Монферран, не слушая его, продолжал хохотать, и следом за ним, не выдержав, захохотали все рабочие. Они смеялись долго, до слез, и им вторила тетка Глаша, у которой смех был зычный, как у мужика.

С этого дня рабочие, почувствовав симпатию главного архитектора, стали нередко жаловаться на всякого рода произвол и притеснения не чиновникам и мелкому начальству, а через их голову самому Монферрану, зная, что он за них заступится.

Это, в сущности, только добавило ему хлопот и неприятностей. Чиновники, получая от главного архитектора выговоры, шли жаловаться в Комиссию, Комиссия указывала Монферрану, что разбирать недовольства рабочих — не его дело. Монферран злился, нервничал, тратя на все это уйму лишних сил, но строителями своими был доволен, нисколько не жалел о некотором сближении с ними: ему стало проще работать. Рабочие и мастера теперь доверяли ему. Кроме того, они были понятливы, приказания исполняли точно и беспрекословно. Видя их сметливость, Огюст иногда и не тратил времени на излишние объяснения, зная, что все будет сделано как надо.
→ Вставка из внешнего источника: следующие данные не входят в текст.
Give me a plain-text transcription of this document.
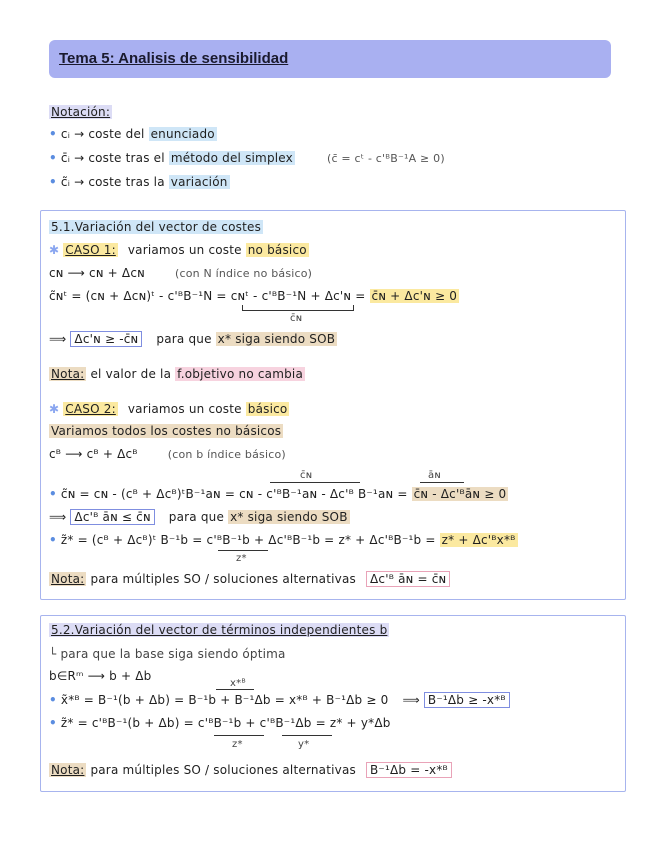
Tema 5: Analisis de sensibilidad
Notación:
• cᵢ → coste del enunciado
• c̄ᵢ → coste tras el método del simplex	(c̄ = cᵗ - c'ᴮB⁻¹A ≥ 0)
• c̃ᵢ → coste tras la variación
5.1.Variación del vector de costes
✱ CASO 1: variamos un coste no básico
cɴ ⟶ cɴ + Δcɴ	(con N índice no básico)
c̃ɴᵗ = (cɴ + Δcɴ)ᵗ - c'ᴮB⁻¹N = cɴᵗ - c'ᴮB⁻¹N + Δc'ɴ = c̄ɴ + Δc'ɴ ≥ 0
c̄ɴ
⟹ Δc'ɴ ≥ -c̄ɴ para que x* siga siendo SOB
Nota: el valor de la f.objetivo no cambia
✱ CASO 2: variamos un coste básico
Variamos todos los costes no básicos
cᴮ ⟶ cᴮ + Δcᴮ	(con b índice básico)
c̄ɴ	āɴ
• c̃ɴ = cɴ - (cᴮ + Δcᴮ)ᵗB⁻¹aɴ = cɴ - c'ᴮB⁻¹aɴ - Δc'ᴮ B⁻¹aɴ = c̄ɴ - Δc'ᴮāɴ ≥ 0
⟹ Δc'ᴮ āɴ ≤ c̄ɴ para que x* siga siendo SOB
• z̃* = (cᴮ + Δcᴮ)ᵗ B⁻¹b = c'ᴮB⁻¹b + Δc'ᴮB⁻¹b = z* + Δc'ᴮB⁻¹b = z* + Δc'ᴮx*ᴮ
z*
Nota: para múltiples SO / soluciones alternativas Δc'ᴮ āɴ = c̄ɴ
5.2.Variación del vector de términos independientes b
└ para que la base siga siendo óptima
b∈Rᵐ ⟶ b + Δb
x*ᴮ
• x̃*ᴮ = B⁻¹(b + Δb) = B⁻¹b + B⁻¹Δb = x*ᴮ + B⁻¹Δb ≥ 0 ⟹ B⁻¹Δb ≥ -x*ᴮ
• z̃* = c'ᴮB⁻¹(b + Δb) = c'ᴮB⁻¹b + c'ᴮB⁻¹Δb = z* + y*Δb
z*	y*
Nota: para múltiples SO / soluciones alternativas B⁻¹Δb = -x*ᴮ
Между тем он заметил, что рабочие очень любят рисковать и к опасной работе относятся как к любимой игре: в ней они проявляли свою природную смелость, нередко пренебрегая даже теми небольшими предосторожностями, какие предписывали им мастера. От этого несчастные случаи бывали еще чаще.

— Что вам, шеи себе сворачивать нравится? — накидывался главный архитектор на своих рабочих. — Кой черт лезете на рожна?

— На рожон! — поправляли рабочие. — А рискнуть, Август Августович, иной раз и стоит. Какая ж работа без риску?

V

Между распластавшимся в мертвом равнодушии небом и в сжавшейся от холода и страха землей стелется колокольный звон. Он низливается со множества колоколен, растекается от больших и малых церквей и плачет, плачет неумолчно и безнадежно. Точно сердца людские плачут в горе и тоске, между небом и землею, между жизнью и смертью…

О смерти кричал в эти зимние дни над Санкт-Петербургом церковный перезвон. О смерти стонало, отражая его, мерзлое небо. О смерти, о смерти шептал, скрипел, шелестел хрупкий серый лед на Неве.

Смерть с косою загуляла по улицам города, захаживала во дворы и во дворцы, хватала жертвы свои неожиданно и уносила неизбежно. Загадочная смерть, еще недавно неведомая Европе, еще только-только получившая свое омерзительное название, хриплое, как мучительная рвота — «холера».

Холера пришла в город зимой восемьсот тридцатого года.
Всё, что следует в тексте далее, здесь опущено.